Inconsistent VM state between TRE and Azure portal leaves running VMs that can't be managed via the TRE

Describe the bug We updated our TRE to allow users access to other instance types. A user attempted to deploy an instance (still using the standard Ubuntu 18.04 image), and the deployment reported a timeout from the Azure portal, which is reflected in the TRE portal. The error message is:

Code="OSProvisioningTimedOut" Message="OS Provisioning for VM 'linuxvm420a' did not finish in the allotted time. The VM may still finish provisioning successfully. Please check provisioning state later. For details on how to check current provisioning state of Windows VMs, refer to https://aka.ms/WindowsVMLifecycle and Linux VMs, refer to https://aka.ms/LinuxVMLifecycle."

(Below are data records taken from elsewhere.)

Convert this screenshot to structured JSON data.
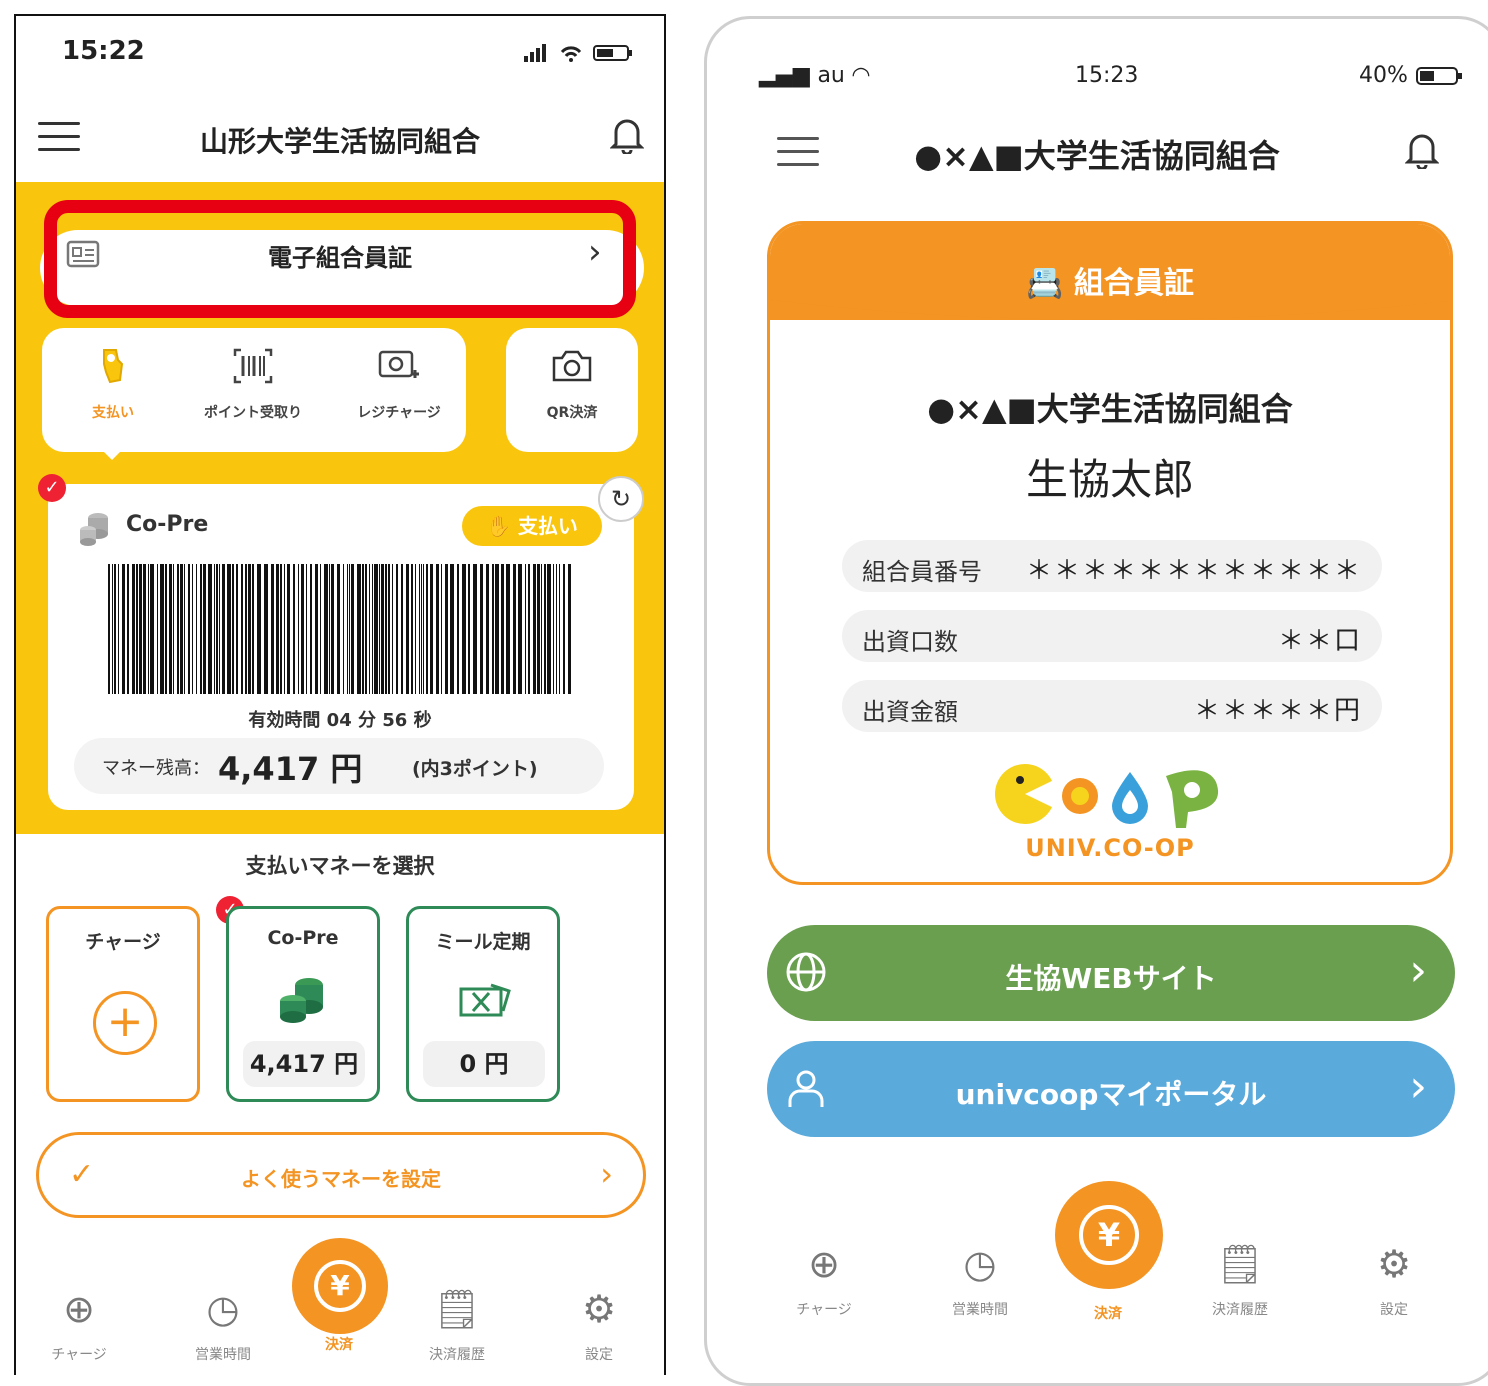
{
  "left_phone": {
    "status": {
      "time": "15:22",
      "signal": "▂▄▆ ◡ ▮"
    },
    "header": {
      "title": "山形大学生活協同組合"
    },
    "member_card_button": {
      "label": "電子組合員証"
    },
    "actions": [
      {
        "label": "支払い",
        "icon": "pay-icon"
      },
      {
        "label": "ポイント受取り",
        "icon": "barcode-scan-icon"
      },
      {
        "label": "レジチャージ",
        "icon": "register-charge-icon"
      }
    ],
    "qr_action": {
      "label": "QR決済",
      "icon": "camera-icon"
    },
    "payment_card": {
      "name": "Co-Pre",
      "pay_pill": "支払い",
      "valid_time": "有効時間 04 分 56 秒",
      "balance_label": "マネー残高：",
      "balance_amount": "4,417 円",
      "points_note": "(内3ポイント)"
    },
    "select_money": {
      "title": "支払いマネーを選択",
      "cards": [
        {
          "title": "チャージ",
          "amount": ""
        },
        {
          "title": "Co-Pre",
          "amount": "4,417 円"
        },
        {
          "title": "ミール定期",
          "amount": "0 円"
        }
      ]
    },
    "frequent_money": {
      "label": "よく使うマネーを設定"
    },
    "tabbar": [
      {
        "label": "チャージ"
      },
      {
        "label": "営業時間"
      },
      {
        "label": "決済"
      },
      {
        "label": "決済履歴"
      },
      {
        "label": "設定"
      }
    ]
  },
  "right_phone": {
    "status": {
      "carrier": "au",
      "time": "15:23",
      "battery": "40%"
    },
    "header": {
      "title": "●×▲■大学生活協同組合"
    },
    "member_card": {
      "heading": "組合員証",
      "organization": "●×▲■大学生活協同組合",
      "name": "生協太郎",
      "rows": [
        {
          "key": "組合員番号",
          "value": "＊＊＊＊＊＊＊＊＊＊＊＊"
        },
        {
          "key": "出資口数",
          "value": "＊＊口"
        },
        {
          "key": "出資金額",
          "value": "＊＊＊＊＊円"
        }
      ],
      "logo_text": "UNIV.CO-OP"
    },
    "web_button": {
      "label": "生協WEBサイト"
    },
    "portal_button": {
      "label": "univcoopマイポータル"
    },
    "tabbar": [
      {
        "label": "チャージ"
      },
      {
        "label": "営業時間"
      },
      {
        "label": "決済"
      },
      {
        "label": "決済履歴"
      },
      {
        "label": "設定"
      }
    ]
  },
  "colors": {
    "yellow": "#f9c50d",
    "orange": "#f39423",
    "highlight_red": "#e60012",
    "green": "#6a9f4f",
    "blue": "#5aaadc"
  }
}
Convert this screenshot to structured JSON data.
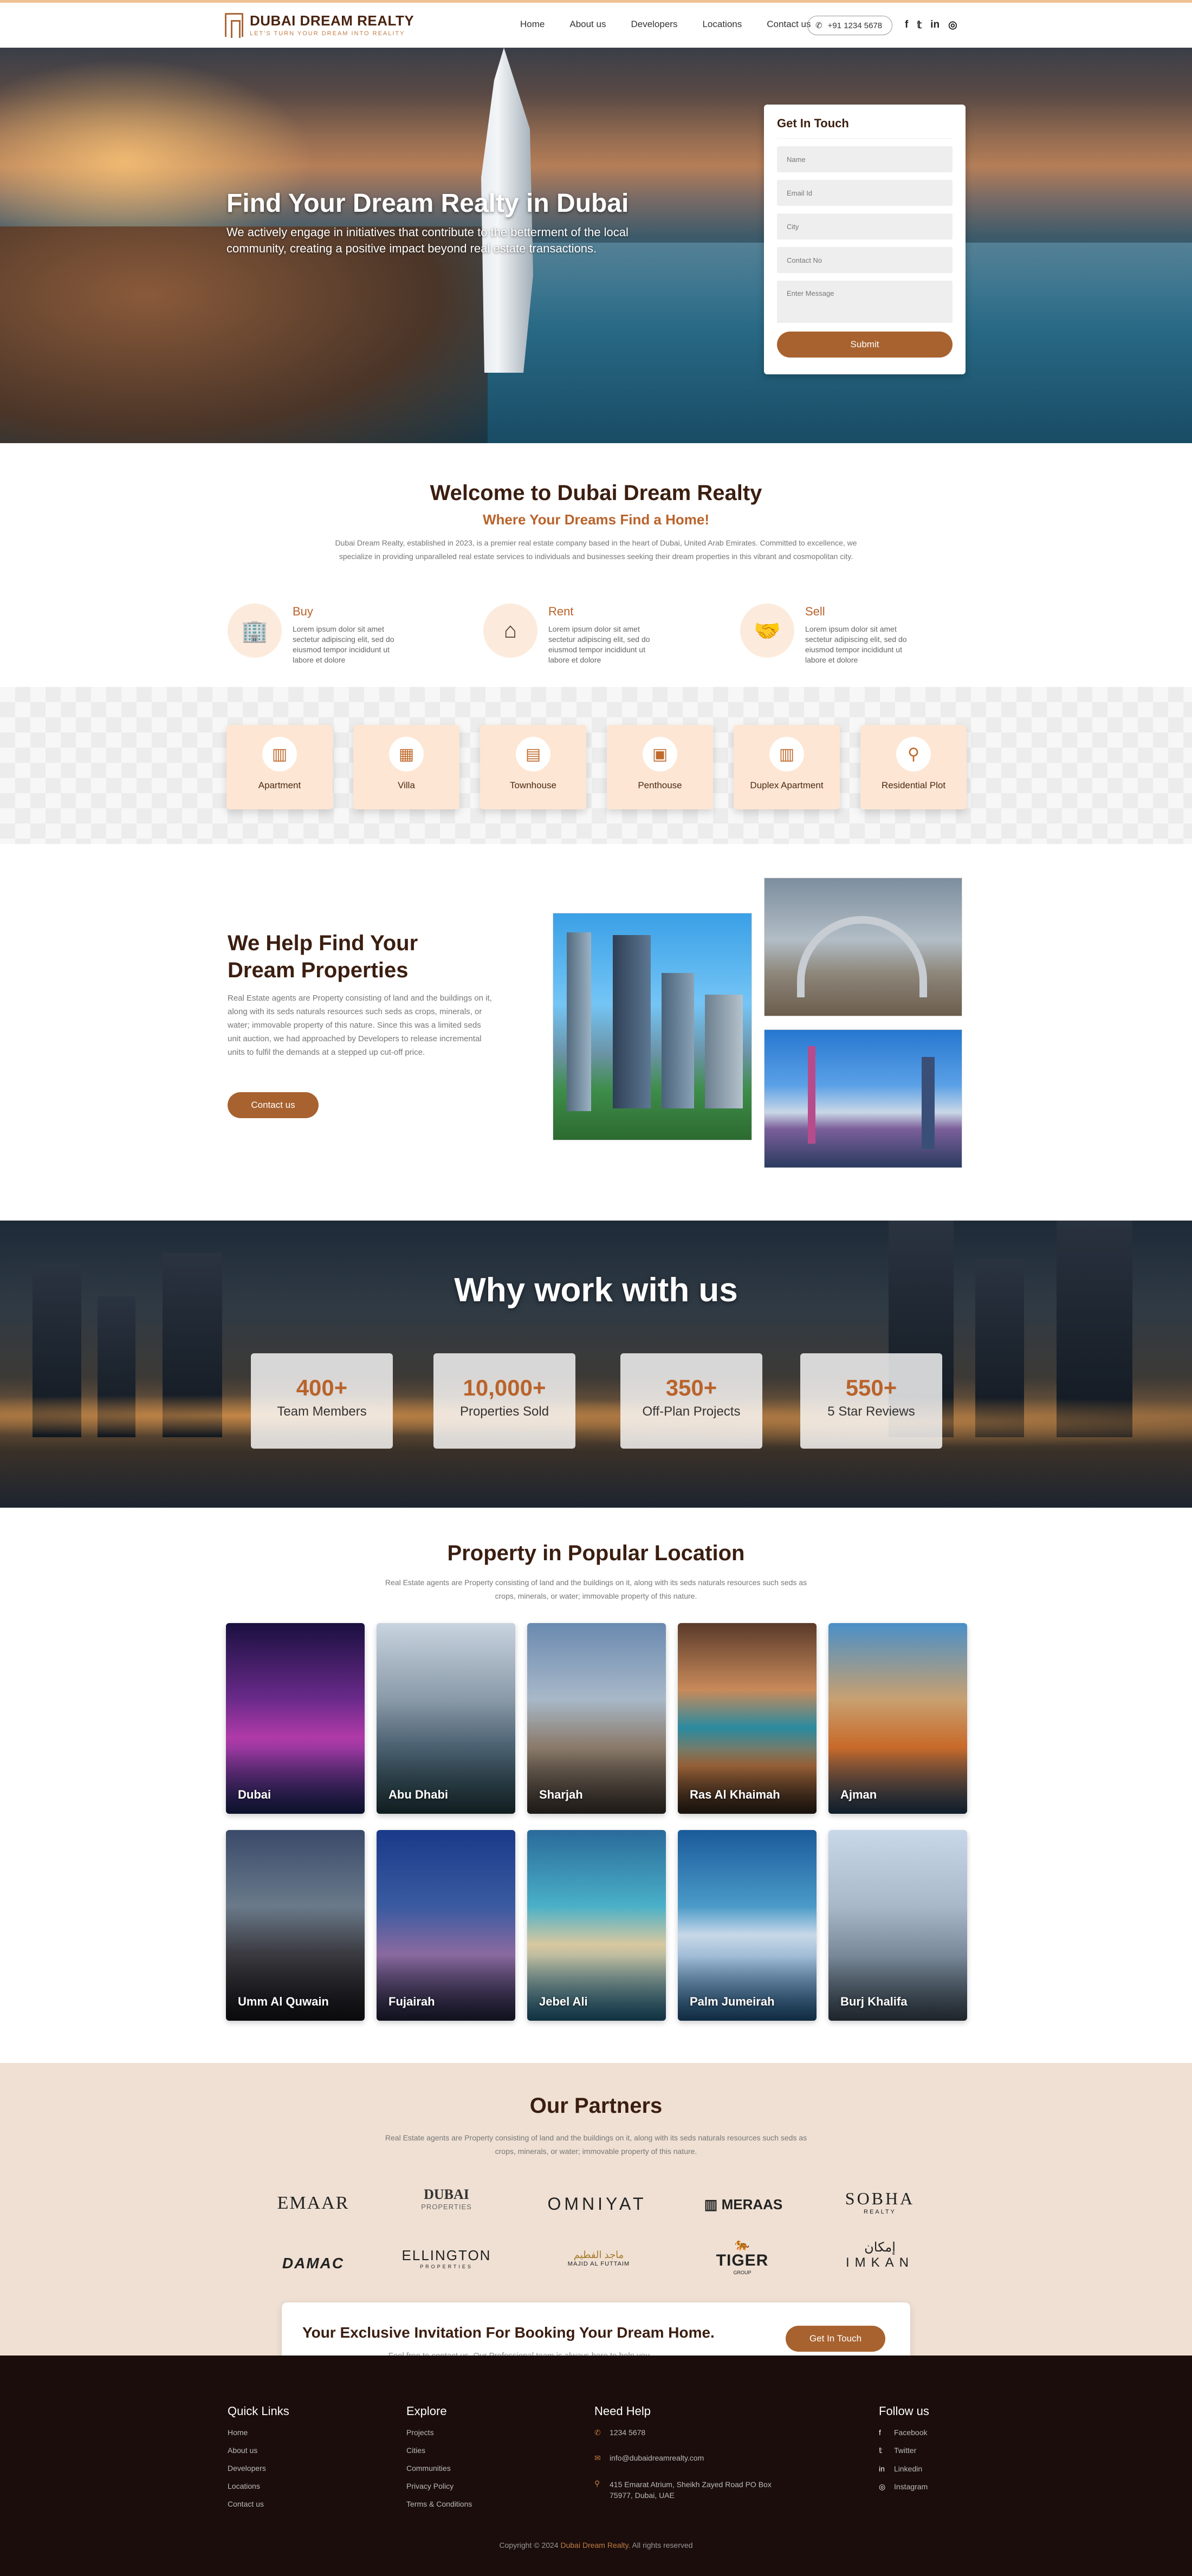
{
  "header": {
    "brand": "DUBAI DREAM REALTY",
    "tagline": "LET'S TURN YOUR DREAM INTO REALITY",
    "nav": [
      "Home",
      "About us",
      "Developers",
      "Locations",
      "Contact us"
    ],
    "phone": "+91 1234 5678",
    "social_icons": [
      "facebook-icon",
      "twitter-icon",
      "linkedin-icon",
      "instagram-icon"
    ]
  },
  "hero": {
    "title": "Find Your Dream Realty in Dubai",
    "subtitle": "We actively engage in initiatives that contribute to the betterment of the local community, creating a positive impact beyond real estate transactions.",
    "form": {
      "title": "Get In Touch",
      "fields": [
        "Name",
        "Email Id",
        "City",
        "Contact No"
      ],
      "message_placeholder": "Enter Message",
      "submit": "Submit"
    }
  },
  "welcome": {
    "title": "Welcome to Dubai Dream Realty",
    "subtitle": "Where Your Dreams Find a Home!",
    "description": "Dubai Dream Realty, established in 2023, is a premier real estate company based in the heart of Dubai, United Arab Emirates. Committed to excellence, we specialize in providing unparalleled real estate services to individuals and businesses seeking their dream properties in this vibrant and cosmopolitan city.",
    "services": [
      {
        "title": "Buy",
        "text": "Lorem ipsum dolor sit amet sectetur adipiscing elit, sed do eiusmod tempor incididunt ut labore et dolore"
      },
      {
        "title": "Rent",
        "text": "Lorem ipsum dolor sit amet sectetur adipiscing elit, sed do eiusmod tempor incididunt ut labore et dolore"
      },
      {
        "title": "Sell",
        "text": "Lorem ipsum dolor sit amet sectetur adipiscing elit, sed do eiusmod tempor incididunt ut labore et dolore"
      }
    ]
  },
  "property_types": [
    "Apartment",
    "Villa",
    "Townhouse",
    "Penthouse",
    "Duplex Apartment",
    "Residential Plot"
  ],
  "help": {
    "title": "We Help Find Your Dream Properties",
    "text": "Real Estate agents are Property consisting of land and the buildings on it, along with its seds naturals resources such seds as crops, minerals, or water; immovable property of this nature. Since this was a limited seds unit auction, we had approached by Developers to release incremental units to fulfil the demands at a stepped up cut-off price.",
    "button": "Contact us"
  },
  "why": {
    "title": "Why work with us",
    "stats": [
      {
        "number": "400+",
        "label": "Team Members"
      },
      {
        "number": "10,000+",
        "label": "Properties Sold"
      },
      {
        "number": "350+",
        "label": "Off-Plan Projects"
      },
      {
        "number": "550+",
        "label": "5 Star Reviews"
      }
    ]
  },
  "locations": {
    "title": "Property in Popular Location",
    "text": "Real Estate agents are Property consisting of land and the buildings on it, along with its seds naturals resources such seds as crops, minerals, or water; immovable property of this nature.",
    "items": [
      "Dubai",
      "Abu Dhabi",
      "Sharjah",
      "Ras Al Khaimah",
      "Ajman",
      "Umm Al Quwain",
      "Fujairah",
      "Jebel Ali",
      "Palm Jumeirah",
      "Burj Khalifa"
    ]
  },
  "partners": {
    "title": "Our Partners",
    "text": "Real Estate agents are Property consisting of land and the buildings on it, along with its seds naturals resources such seds as crops, minerals, or water; immovable property of this nature.",
    "logos": [
      "EMAAR",
      "DUBAI",
      "PROPERTIES",
      "OMNIYAT",
      "MERAAS",
      "SOBHA",
      "REALTY",
      "DAMAC",
      "ELLINGTON",
      "PROPERTIES",
      "MAJID AL FUTTAIM",
      "ماجد الفطيم",
      "TIGER",
      "GROUP",
      "IMKAN",
      "إمكان"
    ]
  },
  "cta": {
    "title": "Your Exclusive Invitation For Booking Your Dream Home.",
    "text": "Feel free to contact us, Our Professional team is always here to help you",
    "button": "Get In Touch"
  },
  "footer": {
    "quick_links": {
      "title": "Quick Links",
      "items": [
        "Home",
        "About us",
        "Developers",
        "Locations",
        "Contact us"
      ]
    },
    "explore": {
      "title": "Explore",
      "items": [
        "Projects",
        "Cities",
        "Communities",
        "Privacy Policy",
        "Terms & Conditions"
      ]
    },
    "help": {
      "title": "Need Help",
      "phone": "1234 5678",
      "email": "info@dubaidreamrealty.com",
      "address": "415 Emarat Atrium, Sheikh Zayed Road PO Box 75977, Dubai, UAE"
    },
    "follow": {
      "title": "Follow us",
      "items": [
        "Facebook",
        "Twitter",
        "Linkedin",
        "Instagram"
      ]
    },
    "copyright_prefix": "Copyright © 2024 ",
    "copyright_brand": "Dubai Dream Realty",
    "copyright_suffix": ". All rights reserved"
  },
  "colors": {
    "accent": "#a8622f",
    "heading": "#3b1e10",
    "footer_bg": "#1a0d0b",
    "partners_bg": "#efe0d3"
  }
}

After that, all attempted actions via the TRE portal fail for this VM - upgrade, delete, start, stop... The machine is no longer controllable via the TRE portal.

Despite that, the machine did finally boot, and since it's a GPU-based instance and this happened on a Friday afternoon, it cost us over £200 running as an idle ghost. We only noticed it because we have daily cost report emails on our subscription, so saw it this morning.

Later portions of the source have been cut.